En los brazos de Morfeo

A las puertas del sueño,
la marea ya te inunda 
con su sal.
Es la estatua que ata al suelo
la conciencia
al echar la vista atrás,
es la liviana vigilia,
con el sentir suspendido
en la densa telaraña,
que han tejido ya el cansancio 
y la memoria.


Con la luz de las estrellas
que se apagan en la noche
y con el leve silencio
yo voy surcando la senda
que penetra poco a poco 
en mi interior
y me hundo en este fondo,
en el que habito.

Y así caigo por el negro tobogán
del tiempo antiguo
y voy viendo que mis cosas
ya no importan,
 y que el sopor va venciendo
a los pecios del olvido,
que se hacen aún más lentos
mis latidos,
y que todo, todo, todo,
está de más...

La fuerza de la naturaleza

Sucedió que, cuando iban a sacarlo del lugar en el que estaba enterrado, se levantó el Francolí.

A vuelapluma

Escucha lo que te digo.
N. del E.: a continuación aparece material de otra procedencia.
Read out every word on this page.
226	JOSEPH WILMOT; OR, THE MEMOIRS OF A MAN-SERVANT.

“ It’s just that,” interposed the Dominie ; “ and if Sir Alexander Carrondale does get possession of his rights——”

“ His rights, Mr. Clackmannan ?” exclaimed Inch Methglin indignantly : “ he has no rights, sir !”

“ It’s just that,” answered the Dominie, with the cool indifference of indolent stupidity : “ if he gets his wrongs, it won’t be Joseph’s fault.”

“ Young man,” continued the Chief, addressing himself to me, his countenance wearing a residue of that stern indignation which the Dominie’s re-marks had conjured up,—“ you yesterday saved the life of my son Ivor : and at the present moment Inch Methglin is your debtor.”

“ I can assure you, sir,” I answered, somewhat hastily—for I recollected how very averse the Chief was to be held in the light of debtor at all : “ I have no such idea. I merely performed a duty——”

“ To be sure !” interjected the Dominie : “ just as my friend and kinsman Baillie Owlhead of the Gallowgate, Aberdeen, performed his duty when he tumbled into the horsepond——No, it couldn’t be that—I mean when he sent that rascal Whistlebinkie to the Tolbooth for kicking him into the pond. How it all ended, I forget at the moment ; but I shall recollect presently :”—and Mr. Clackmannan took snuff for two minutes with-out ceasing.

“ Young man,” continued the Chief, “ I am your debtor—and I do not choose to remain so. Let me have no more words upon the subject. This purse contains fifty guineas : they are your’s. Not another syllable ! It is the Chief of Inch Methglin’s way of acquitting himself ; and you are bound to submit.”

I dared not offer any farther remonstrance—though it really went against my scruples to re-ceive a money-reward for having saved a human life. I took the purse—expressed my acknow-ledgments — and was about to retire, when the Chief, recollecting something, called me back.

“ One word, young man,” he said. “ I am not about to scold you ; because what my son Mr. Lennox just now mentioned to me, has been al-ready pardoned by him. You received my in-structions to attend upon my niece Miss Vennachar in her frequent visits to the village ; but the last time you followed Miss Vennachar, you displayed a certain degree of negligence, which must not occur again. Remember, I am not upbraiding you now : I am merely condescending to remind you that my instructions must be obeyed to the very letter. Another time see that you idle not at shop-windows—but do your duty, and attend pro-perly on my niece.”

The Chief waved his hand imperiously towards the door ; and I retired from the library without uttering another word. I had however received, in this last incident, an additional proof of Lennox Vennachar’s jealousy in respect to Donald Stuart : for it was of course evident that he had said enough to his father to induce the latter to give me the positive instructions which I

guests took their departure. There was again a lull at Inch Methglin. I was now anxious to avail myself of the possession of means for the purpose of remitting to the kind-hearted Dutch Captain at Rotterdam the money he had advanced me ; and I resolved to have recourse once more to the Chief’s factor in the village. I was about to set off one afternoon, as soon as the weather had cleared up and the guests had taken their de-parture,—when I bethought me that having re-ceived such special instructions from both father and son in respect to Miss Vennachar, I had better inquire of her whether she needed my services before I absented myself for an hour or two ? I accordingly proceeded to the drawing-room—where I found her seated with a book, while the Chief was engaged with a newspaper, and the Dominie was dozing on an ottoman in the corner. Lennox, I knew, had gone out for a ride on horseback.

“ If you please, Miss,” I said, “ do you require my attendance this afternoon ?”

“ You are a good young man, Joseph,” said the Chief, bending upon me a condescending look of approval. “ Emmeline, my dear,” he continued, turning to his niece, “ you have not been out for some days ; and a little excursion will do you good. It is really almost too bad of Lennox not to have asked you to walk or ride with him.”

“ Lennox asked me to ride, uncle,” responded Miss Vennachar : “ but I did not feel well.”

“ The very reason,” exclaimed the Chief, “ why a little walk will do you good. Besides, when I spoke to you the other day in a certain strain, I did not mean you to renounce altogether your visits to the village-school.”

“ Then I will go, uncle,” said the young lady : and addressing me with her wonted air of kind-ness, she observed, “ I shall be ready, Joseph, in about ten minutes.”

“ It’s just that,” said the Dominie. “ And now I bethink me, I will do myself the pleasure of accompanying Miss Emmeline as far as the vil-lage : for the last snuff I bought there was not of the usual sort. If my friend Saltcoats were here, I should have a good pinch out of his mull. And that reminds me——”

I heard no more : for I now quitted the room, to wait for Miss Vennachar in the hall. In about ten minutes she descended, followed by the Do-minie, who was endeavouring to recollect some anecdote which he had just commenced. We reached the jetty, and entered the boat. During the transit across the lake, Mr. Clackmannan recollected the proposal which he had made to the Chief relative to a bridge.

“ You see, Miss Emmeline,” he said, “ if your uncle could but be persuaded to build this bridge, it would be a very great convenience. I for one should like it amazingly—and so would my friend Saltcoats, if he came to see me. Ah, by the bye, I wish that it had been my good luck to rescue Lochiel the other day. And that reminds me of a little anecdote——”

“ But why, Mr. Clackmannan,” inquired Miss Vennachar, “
No te conozco, lector, ni sé quién eres ahora, ni el tiempo en el que me estás leyendo. Espero no hacerte daño. Como yo no sé de tí, te cuento lo que yo siento. Aprieto en este papel las letras de mis palabras en líneas horizontales y te hablo de quien soy y de las cosas que en verdad me preocupan. Soy una persona normal, un hombre gregario y vulgar que se ha pasado la vida mirando cómo luchaban las gentes a su alrededor. Carezco de rasgos insignes y padezco de la simpleza del imbécil. Soy un pelele común, un individuo mediocre, cuya mente limitada en ocasiones exhibe un sentido del humor de gracia fácil y algún truco intelectual. Mi defecto más notable es que no sé decir no, que me refugio en la sombra de los que quieren mandar y piden lo que necesitan. Sin embargo, no soy malo. Tengo méritos morales relevantes. Me cuesta un mundo mentir y me gusta decir lo que pienso. Cultivo la soledad, buscando en mí una verdad que está lejana y distante y sigo un camino gris, muy lejos de los oropeles. A nadie he rendido culto y pienso seguir así, incluso en el caso difícil de que alguien procure el éxito de estos escritos escasos que emanan descontrolados de mi mente de escritor atolondrado. Por eso puedo decir que soy un autor autista y que soy al final como tú, una enorme masa gris que en el tiempo se ha cocido y ve que sus grandes defectos brotan también en sus hijos y siguen vibrando en sus nietos. La historia conserva su herencia en cajas de carne y hueso. Lo demás, las cuatro cosas en las que he gastado el tiempo, el amor de las mujeres y el cariño que me dieron mis amigos, son sólo pequeños cuentos, ficciones que salvo excepción nadie jamás contará, negruzco légamo azul en el lago del olvido. Si alguno de mis lectores asiste a mi entierro el día que toque hacerlo, en vez de decir mentiras y rellenar los silencios con típicos lugares comunes, podría leer estas letras y recordarme un momento. 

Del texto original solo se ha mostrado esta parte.